ÖNEMLİ OLAN…

28 Temmuz 2021 yılında Cumhuriyet tarihinin en büyük yangın felaketini yaşadığımız tarihin yıl dönümü idi.

Tam on gün boyunca gece gündüz demeden 220 saat boyunca devam eden o büyük felaketin yıl dönümünde acıları, gözyaşlarını, kaybolan değerlerimizi bir kez daha hatırladık.

***

Nasıl unutulabilir ki?

Altmış bin hektarlık ormanlık alan, 59 mahallede bin 300’ün üzerinde ev, depo, iş yeri, ahır, sebze ve meyve ekili tarım alanları ile birlikte küle dönen tarihi anılar…

Aslında çok ders çıkarılabilecek bir felaketti bu yangın.

İşte yazımızın başlığında da ‘önemli olan’ derken bunu kastediyorum.

Ne kadar dikkat edersek edelim mutlaka bir acıyla, felaketle, musibetle karşılaşabiliyoruz ama aslında önemli olan felaketi hiç yaşamadan önlem alabilmek veya yaşanmış ise de o yaşananlardan ders çıkarabilmek.

***

“Testi kırılınca yol gösteren çok olur” demiş atalarımız ama önemli olan testi kırılmadan yol gösterebilmek değil mi?

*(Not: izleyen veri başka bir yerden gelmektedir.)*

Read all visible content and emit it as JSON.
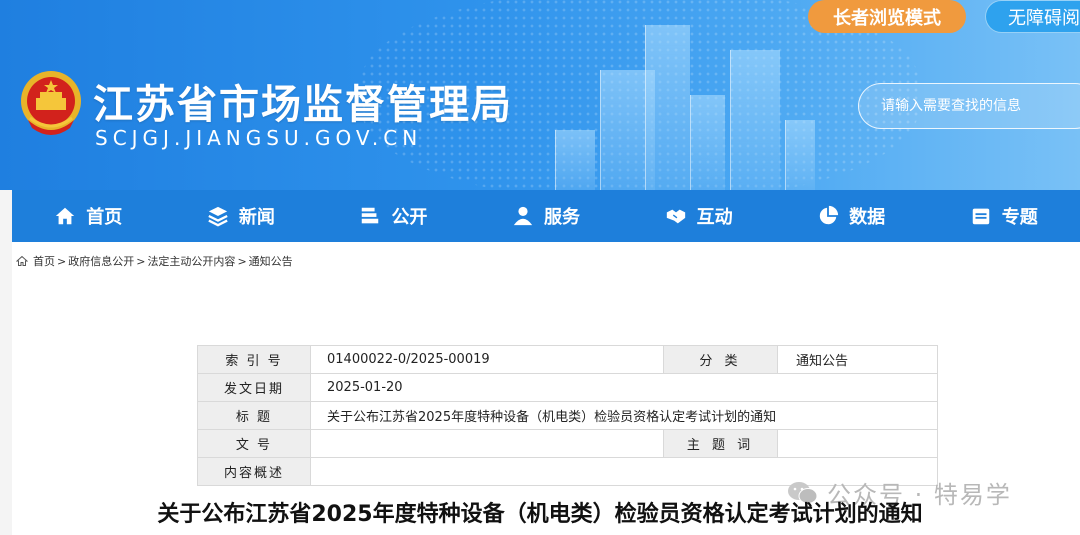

İnsanları daha dikkatli olmaya, duyarlı davranmaya davet etmek, olası yaşanabilecek felaketlere karşı her zaman tedbirli olabilmek hayat felsefemiz haline gelmeli.

Nasıl ki şimdilerde özellikle sıcaklıkların mevsim normallerinin üzerine çıkmasıyla birlikte hem kurumlar olarak, hem de duyarlı vatandaşlar olarak adeta diken üstünde bir hayat yaşıyorsak işte bunu toplumun tüm kesimlerine aşılayabilmeliyiz.

***

Sadece “Yeşil Vatan” diye tabir ettiğimiz ormanlarımız için değil, “Mavi Vatan” dediğimiz denizlerimiz için de, tarihi ve kültürel varlıklarımız için de aynı duyarlılığı sergileyebilmeliyiz.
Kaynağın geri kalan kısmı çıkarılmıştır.